Data from the World Bank and the Food and Agriculture Organisation (FAO) estimates that by 2030, nearly two-thirds of consumption of fishery products in the world will come from the fishery sub-sector.
The Asian region, including South Asia, Southeast Asia, China and Japan, are projected to meet 70 per cent of the global fish demand.
Indonesia, the World Bank and FAO are holding a workshop on Blue Growth Global Alliance and Food Security to develop a work plan to be forwarded to the 6th Annual BlueTech and Blue Economy Summit in November this year.
Sharif said the world will face multiple challenges in food security in the future, and Indonesia and the world community must provide an immediate response.
Integrated efforts are needed to transform the world economy towards sustainable development which equitably and efficiently utilises resources.
The presence of blue economy paradigm, according to Sharif, is one of these responses to the food issues.
Blue economy is an economic development model that unites sea and land development by emphasising optimisation of the use of technology, industry, land and marine waters that leads to increased use of marine resources.
This initiative is a positive momentum to encourage and accelerate the implementation of concrete actions and partnerships in the development of blue growth to support national security and food self-sufficiency.
Twenty-one countries grouped in the Asia Pacific Economic Cooperation (APEC) have agreed to focus cooperation in development of blue economy.
The agreement to make blue economy as the main focus of APEC cooperation has been confirmed in the Xiamen declaration approved in the recent APEC Ocean-related Ministerial Meeting (AOMM) in Xiamen, China.
There are three priority fields of cooperation.
The first is conservation of ecosystem and coastal areas and resistance to natural disasters. The second is the contribution of the seas to food security and food related trade, and the third concerns marine affairs science, technology and innovation.
Marine and Fishery Ministry’s secretary general Sjarief Widjaya said the fisheries sector in countries around the world, including Indonesia, has played a key role in achieving global food resilience.
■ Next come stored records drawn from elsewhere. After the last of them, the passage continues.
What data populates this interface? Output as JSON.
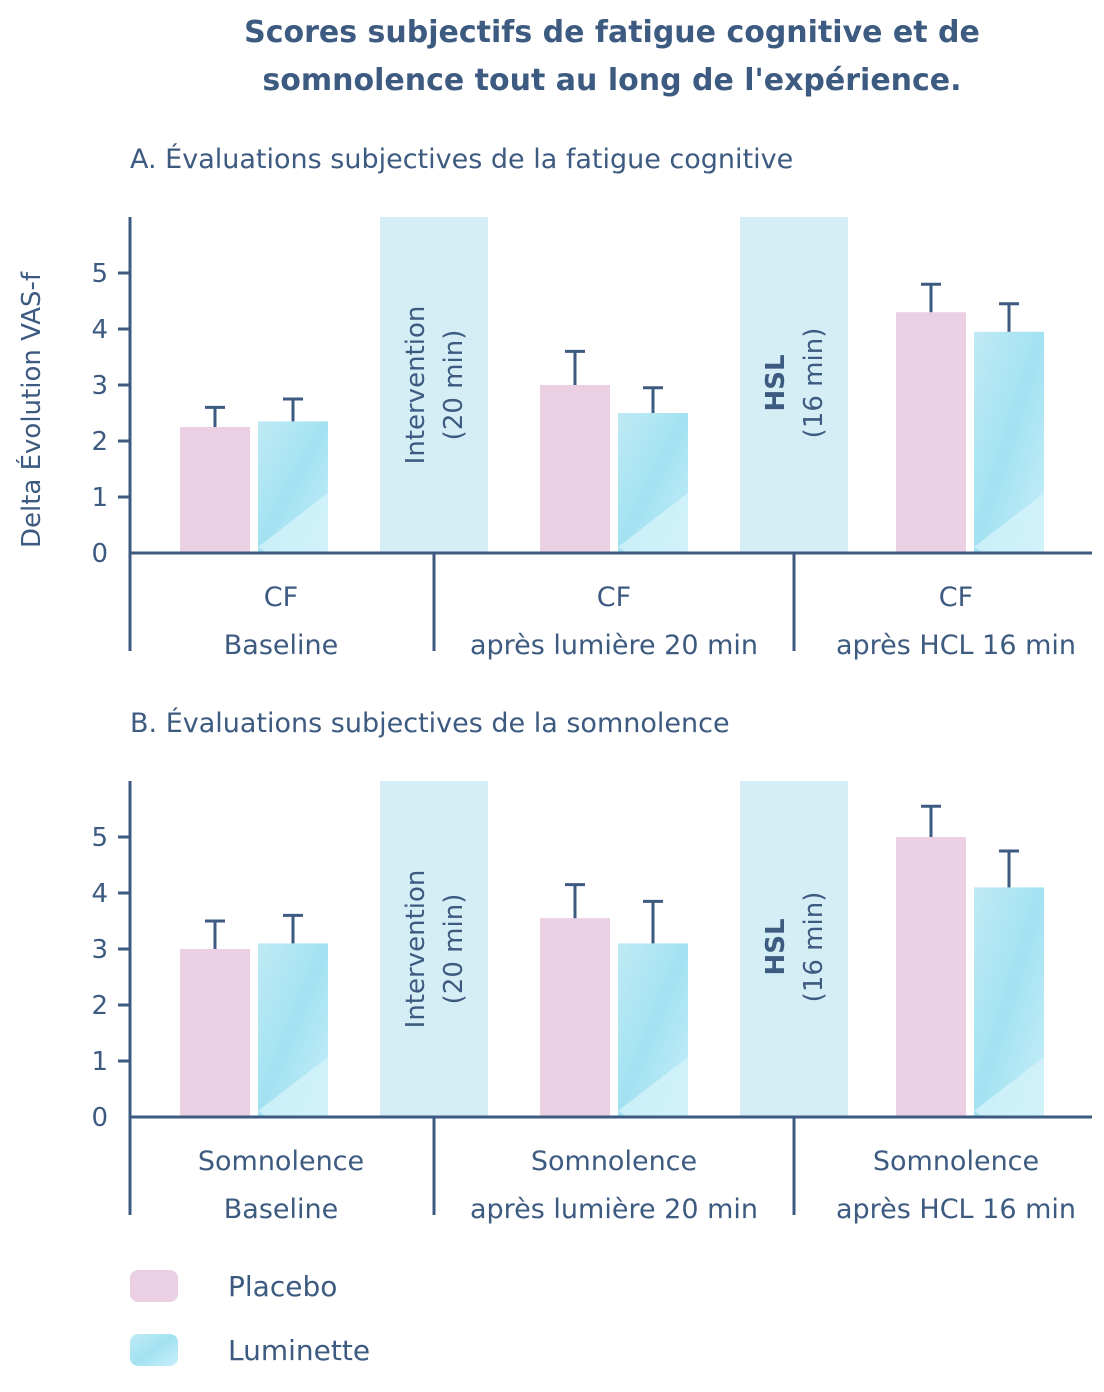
{
  "title_line1": "Scores subjectifs de fatigue cognitive et de",
  "title_line2": "somnolence tout au long de l'expérience.",
  "ylabel": "Delta Évolution VAS-f",
  "colors": {
    "text": "#3d5a80",
    "axis": "#3d5a80",
    "placebo": "#ebcfe2",
    "luminette": "#aee6f3",
    "luminette_light": "#d4f3fa",
    "intervention_band": "#d5eef6"
  },
  "legend": [
    {
      "name": "Placebo",
      "color": "#ebcfe2"
    },
    {
      "name": "Luminette",
      "color": "#aee6f3"
    }
  ],
  "bands": [
    {
      "line1": "Intervention",
      "line2": "(20 min)"
    },
    {
      "line1": "HSL",
      "line2": "(16 min)"
    }
  ],
  "chart_data": [
    {
      "type": "bar",
      "title": "A. Évaluations subjectives de la fatigue cognitive",
      "ylim": [
        0,
        6
      ],
      "yticks": [
        "0",
        "1",
        "2",
        "3",
        "4",
        "5"
      ],
      "groups": [
        {
          "line1": "CF",
          "line2": "Baseline"
        },
        {
          "line1": "CF",
          "line2": "après lumière 20 min"
        },
        {
          "line1": "CF",
          "line2": "après HCL 16 min"
        }
      ],
      "series": [
        {
          "name": "Placebo",
          "values": [
            2.25,
            3.0,
            4.3
          ],
          "errors": [
            0.35,
            0.6,
            0.5
          ]
        },
        {
          "name": "Luminette",
          "values": [
            2.35,
            2.5,
            3.95
          ],
          "errors": [
            0.4,
            0.45,
            0.5
          ]
        }
      ]
    },
    {
      "type": "bar",
      "title": "B. Évaluations subjectives de la somnolence",
      "ylim": [
        0,
        6
      ],
      "yticks": [
        "0",
        "1",
        "2",
        "3",
        "4",
        "5"
      ],
      "groups": [
        {
          "line1": "Somnolence",
          "line2": "Baseline"
        },
        {
          "line1": "Somnolence",
          "line2": "après lumière 20 min"
        },
        {
          "line1": "Somnolence",
          "line2": "après HCL 16 min"
        }
      ],
      "series": [
        {
          "name": "Placebo",
          "values": [
            3.0,
            3.55,
            5.0
          ],
          "errors": [
            0.5,
            0.6,
            0.55
          ]
        },
        {
          "name": "Luminette",
          "values": [
            3.1,
            3.1,
            4.1
          ],
          "errors": [
            0.5,
            0.75,
            0.65
          ]
        }
      ]
    }
  ]
}
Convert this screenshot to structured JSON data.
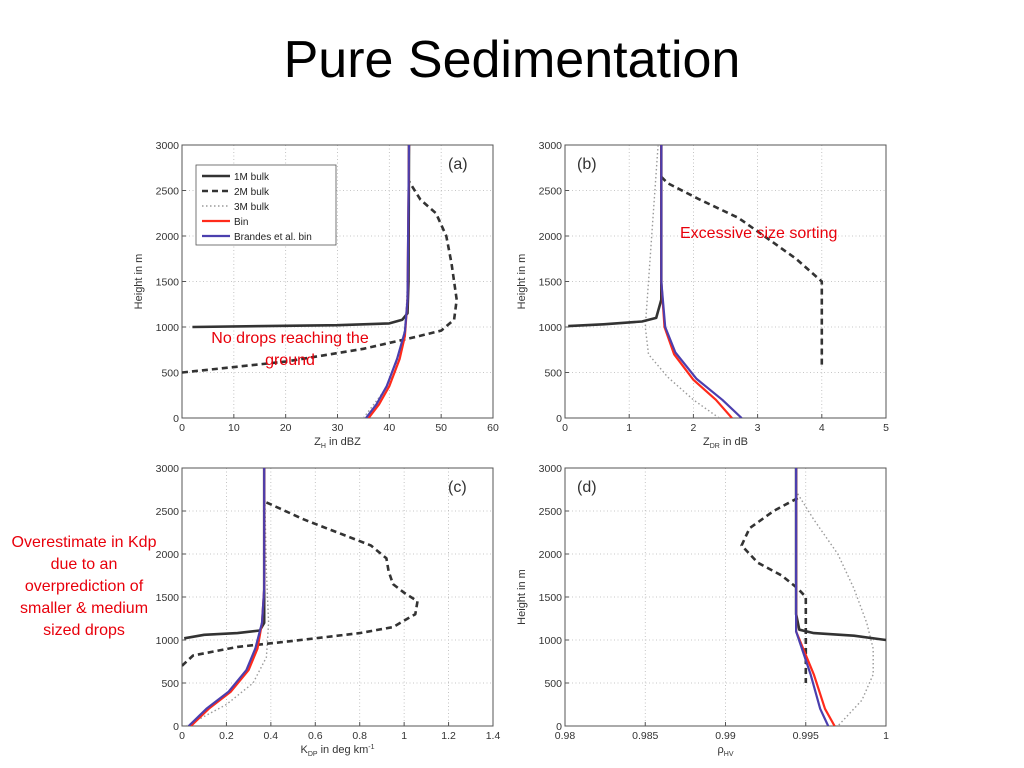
{
  "title": "Pure Sedimentation",
  "colors": {
    "1M bulk": "#333333",
    "2M bulk": "#333333",
    "3M bulk": "#9a9a9a",
    "Bin": "#ff2a1a",
    "Brandes et al. bin": "#4b3fae",
    "annotation": "#e8000b"
  },
  "annotations": {
    "a": "No drops reaching the ground",
    "b": "Excessive size sorting",
    "c": "Overestimate in Kdp due to an overprediction of smaller & medium sized drops"
  },
  "chart_data": [
    {
      "type": "line",
      "panel": "(a)",
      "xlabel": "Z_H in dBZ",
      "ylabel": "Height in m",
      "xlim": [
        0,
        60
      ],
      "ylim": [
        0,
        3000
      ],
      "xticks": [
        0,
        10,
        20,
        30,
        40,
        50,
        60
      ],
      "yticks": [
        0,
        500,
        1000,
        1500,
        2000,
        2500,
        3000
      ],
      "grid": true,
      "legend": "top-left",
      "series": [
        {
          "name": "1M bulk",
          "style": "solid",
          "points": [
            [
              2,
              1000
            ],
            [
              30,
              1020
            ],
            [
              40,
              1040
            ],
            [
              42.5,
              1080
            ],
            [
              43.5,
              1150
            ],
            [
              43.7,
              1500
            ],
            [
              43.8,
              3000
            ]
          ]
        },
        {
          "name": "2M bulk",
          "style": "dashed",
          "points": [
            [
              0,
              500
            ],
            [
              20,
              620
            ],
            [
              35,
              760
            ],
            [
              45,
              890
            ],
            [
              50,
              960
            ],
            [
              52.5,
              1080
            ],
            [
              53,
              1300
            ],
            [
              52,
              1700
            ],
            [
              51,
              2000
            ],
            [
              49,
              2250
            ],
            [
              46,
              2400
            ],
            [
              43.8,
              2600
            ]
          ]
        },
        {
          "name": "3M bulk",
          "style": "dotted",
          "points": [
            [
              35,
              0
            ],
            [
              37,
              150
            ],
            [
              39,
              300
            ],
            [
              41,
              500
            ],
            [
              42.5,
              800
            ],
            [
              43.2,
              1100
            ],
            [
              43.6,
              1600
            ],
            [
              43.8,
              3000
            ]
          ]
        },
        {
          "name": "Bin",
          "style": "solid",
          "points": [
            [
              36,
              0
            ],
            [
              38,
              150
            ],
            [
              40,
              350
            ],
            [
              42,
              650
            ],
            [
              43,
              900
            ],
            [
              43.5,
              1300
            ],
            [
              43.8,
              3000
            ]
          ]
        },
        {
          "name": "Brandes et al. bin",
          "style": "solid",
          "points": [
            [
              35.5,
              0
            ],
            [
              37.5,
              150
            ],
            [
              39.5,
              350
            ],
            [
              41.5,
              650
            ],
            [
              43,
              950
            ],
            [
              43.5,
              1300
            ],
            [
              43.8,
              3000
            ]
          ]
        }
      ]
    },
    {
      "type": "line",
      "panel": "(b)",
      "xlabel": "Z_DR in dB",
      "ylabel": "Height in m",
      "xlim": [
        0,
        5
      ],
      "ylim": [
        0,
        3000
      ],
      "xticks": [
        0,
        1,
        2,
        3,
        4,
        5
      ],
      "yticks": [
        0,
        500,
        1000,
        1500,
        2000,
        2500,
        3000
      ],
      "grid": true,
      "series": [
        {
          "name": "1M bulk",
          "style": "solid",
          "points": [
            [
              0.05,
              1010
            ],
            [
              0.6,
              1030
            ],
            [
              1.2,
              1060
            ],
            [
              1.42,
              1100
            ],
            [
              1.5,
              1300
            ],
            [
              1.5,
              3000
            ]
          ]
        },
        {
          "name": "2M bulk",
          "style": "dashed",
          "points": [
            [
              1.5,
              2650
            ],
            [
              1.6,
              2580
            ],
            [
              2.1,
              2400
            ],
            [
              2.7,
              2200
            ],
            [
              3.2,
              1950
            ],
            [
              3.6,
              1750
            ],
            [
              4.0,
              1500
            ],
            [
              4.0,
              1200
            ],
            [
              4.0,
              550
            ]
          ]
        },
        {
          "name": "3M bulk",
          "style": "dotted",
          "points": [
            [
              2.4,
              0
            ],
            [
              2.0,
              200
            ],
            [
              1.6,
              450
            ],
            [
              1.3,
              700
            ],
            [
              1.25,
              1000
            ],
            [
              1.3,
              1500
            ],
            [
              1.35,
              2000
            ],
            [
              1.45,
              3000
            ]
          ]
        },
        {
          "name": "Bin",
          "style": "solid",
          "points": [
            [
              2.6,
              0
            ],
            [
              2.35,
              200
            ],
            [
              2.0,
              420
            ],
            [
              1.7,
              700
            ],
            [
              1.55,
              1000
            ],
            [
              1.5,
              1500
            ],
            [
              1.5,
              3000
            ]
          ]
        },
        {
          "name": "Brandes et al. bin",
          "style": "solid",
          "points": [
            [
              2.75,
              0
            ],
            [
              2.45,
              200
            ],
            [
              2.05,
              430
            ],
            [
              1.72,
              720
            ],
            [
              1.56,
              1000
            ],
            [
              1.5,
              1500
            ],
            [
              1.5,
              3000
            ]
          ]
        }
      ]
    },
    {
      "type": "line",
      "panel": "(c)",
      "xlabel": "K_DP in deg km^-1",
      "ylabel": "Height in m",
      "xlim": [
        0,
        1.4
      ],
      "ylim": [
        0,
        3000
      ],
      "xticks": [
        0,
        0.2,
        0.4,
        0.6,
        0.8,
        1,
        1.2,
        1.4
      ],
      "yticks": [
        0,
        500,
        1000,
        1500,
        2000,
        2500,
        3000
      ],
      "grid": true,
      "series": [
        {
          "name": "1M bulk",
          "style": "solid",
          "points": [
            [
              0.01,
              1020
            ],
            [
              0.1,
              1060
            ],
            [
              0.25,
              1080
            ],
            [
              0.35,
              1110
            ],
            [
              0.37,
              1200
            ],
            [
              0.37,
              1500
            ],
            [
              0.37,
              3000
            ]
          ]
        },
        {
          "name": "2M bulk",
          "style": "dashed",
          "points": [
            [
              0,
              700
            ],
            [
              0.05,
              820
            ],
            [
              0.25,
              920
            ],
            [
              0.5,
              990
            ],
            [
              0.8,
              1080
            ],
            [
              0.95,
              1150
            ],
            [
              1.05,
              1300
            ],
            [
              1.06,
              1450
            ],
            [
              1.0,
              1550
            ],
            [
              0.95,
              1650
            ],
            [
              0.93,
              1800
            ],
            [
              0.92,
              1950
            ],
            [
              0.85,
              2100
            ],
            [
              0.7,
              2250
            ],
            [
              0.55,
              2400
            ],
            [
              0.38,
              2600
            ]
          ]
        },
        {
          "name": "3M bulk",
          "style": "dotted",
          "points": [
            [
              0.02,
              0
            ],
            [
              0.2,
              250
            ],
            [
              0.32,
              500
            ],
            [
              0.38,
              800
            ],
            [
              0.39,
              1200
            ],
            [
              0.38,
              1800
            ],
            [
              0.37,
              3000
            ]
          ]
        },
        {
          "name": "Bin",
          "style": "solid",
          "points": [
            [
              0.04,
              0
            ],
            [
              0.12,
              200
            ],
            [
              0.22,
              400
            ],
            [
              0.3,
              650
            ],
            [
              0.34,
              900
            ],
            [
              0.36,
              1200
            ],
            [
              0.37,
              1600
            ],
            [
              0.37,
              3000
            ]
          ]
        },
        {
          "name": "Brandes et al. bin",
          "style": "solid",
          "points": [
            [
              0.03,
              0
            ],
            [
              0.11,
              200
            ],
            [
              0.21,
              400
            ],
            [
              0.29,
              650
            ],
            [
              0.33,
              900
            ],
            [
              0.36,
              1200
            ],
            [
              0.37,
              1600
            ],
            [
              0.37,
              3000
            ]
          ]
        }
      ]
    },
    {
      "type": "line",
      "panel": "(d)",
      "xlabel": "ρ_hv",
      "ylabel": "Height in m",
      "xlim": [
        0.98,
        1
      ],
      "ylim": [
        0,
        3000
      ],
      "xticks": [
        0.98,
        0.985,
        0.99,
        0.995,
        1
      ],
      "yticks": [
        0,
        500,
        1000,
        1500,
        2000,
        2500,
        3000
      ],
      "grid": true,
      "series": [
        {
          "name": "1M bulk",
          "style": "solid",
          "points": [
            [
              0.9944,
              3000
            ],
            [
              0.9944,
              1300
            ],
            [
              0.9946,
              1120
            ],
            [
              0.9955,
              1080
            ],
            [
              0.998,
              1050
            ],
            [
              1.0,
              1000
            ]
          ]
        },
        {
          "name": "2M bulk",
          "style": "dashed",
          "points": [
            [
              0.9945,
              2650
            ],
            [
              0.993,
              2500
            ],
            [
              0.9915,
              2300
            ],
            [
              0.991,
              2100
            ],
            [
              0.992,
              1900
            ],
            [
              0.9935,
              1750
            ],
            [
              0.9945,
              1600
            ],
            [
              0.995,
              1500
            ],
            [
              0.995,
              1000
            ],
            [
              0.995,
              500
            ]
          ]
        },
        {
          "name": "3M bulk",
          "style": "dotted",
          "points": [
            [
              0.9945,
              2700
            ],
            [
              0.9955,
              2400
            ],
            [
              0.997,
              2000
            ],
            [
              0.998,
              1600
            ],
            [
              0.9988,
              1200
            ],
            [
              0.9992,
              900
            ],
            [
              0.9992,
              600
            ],
            [
              0.9985,
              300
            ],
            [
              0.9975,
              100
            ],
            [
              0.997,
              0
            ]
          ]
        },
        {
          "name": "Bin",
          "style": "solid",
          "points": [
            [
              0.9944,
              3000
            ],
            [
              0.9944,
              1100
            ],
            [
              0.9955,
              600
            ],
            [
              0.9962,
              200
            ],
            [
              0.9968,
              0
            ]
          ]
        },
        {
          "name": "Brandes et al. bin",
          "style": "solid",
          "points": [
            [
              0.9944,
              3000
            ],
            [
              0.9944,
              1100
            ],
            [
              0.9953,
              600
            ],
            [
              0.9959,
              200
            ],
            [
              0.9964,
              0
            ]
          ]
        }
      ]
    }
  ]
}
Indonesia is the third largest supplier of fish products in the world after Myanmar and Cambodia, which has resulted in the fishery sector becoming the mainstay of world food security, said Sjarief at the International Fishery Conference in South Sumatra last week.
Besides supporting the world’s food security, fishery products have also become the livelihood of communities across the world, including in Southeast Asia.
The blue economic concept has thus increasingly played an important role in the development of the marine sector.
Sharif said blue economy has been successfully developed in Indonesia such as in Lombok, West Nusa Tenggara and Nusa Peninda, Bali in cooperation with FAO.
He said that the presence of the blue economy paradigm in the development of national marine synergy is a reflection of growth, development and the environment, which is based on the triple helix model.
In this model, the application of marine economy in the framework of blue economy will be synergised with various local and national policies, human resources, technologies, access to finance, industrialisation, education and public awareness about marine potential.
Sharif stated that Indonesia has development potential that is much larger and diverse than that of other countries. If these marine potentials are well-managed then approximately 85 per cent of the national economy, including food, will be supported by marine resources.
The marine and fishery sectors have inevitably become the main backbone of the Indonesian economy as 75 per cent or 5.8 million square kilometres of Indonesia’s territory is sea which is greater than its land area.
The marine sector showed a significant growth of above six percent in 2010-2013, while the sector has contributed 22 per cent to gross domestic product (GDP).
Sjarief said earlier his ministry has this year set a production target of 20.95 million tonnes of fish, with an expected export of US$5.65 billion.
“The target consists of 6.08 million tonnes of catch fish and 13.97 million tonnes of cultured fish,” he said in a statement early this month.
The ministry’s data shows that Indonesia’s fishery product exports in 2013 totalled US$4.18 billion. It hopes that by 2019 fishery exports will increase to US$10 billion.
The ministry is also gearing up in the face of the Asean Economic Community (AEC) by preparing efficient human resources.
“These measures have been taken for the industrialisation of fisheries, stabilisation of food security and sovereignty, and creation of job opportunities,” said Sharif in a press release receivedMonday.
Secretary general of the People’s Coalition for Fishery Justice (Kiara) Abdul Halim said small-scale fishermen and fish breeders were not ready yet to face the Asean free market which will be implemented by the end of next year.
He said the ministry of marine affairs and fisheries had not provided fishermen with a work plan in the lead up to the AEC.
“If no care is taken, fishermen and fish breeders could only become daily workers amid regional competition,” he warned.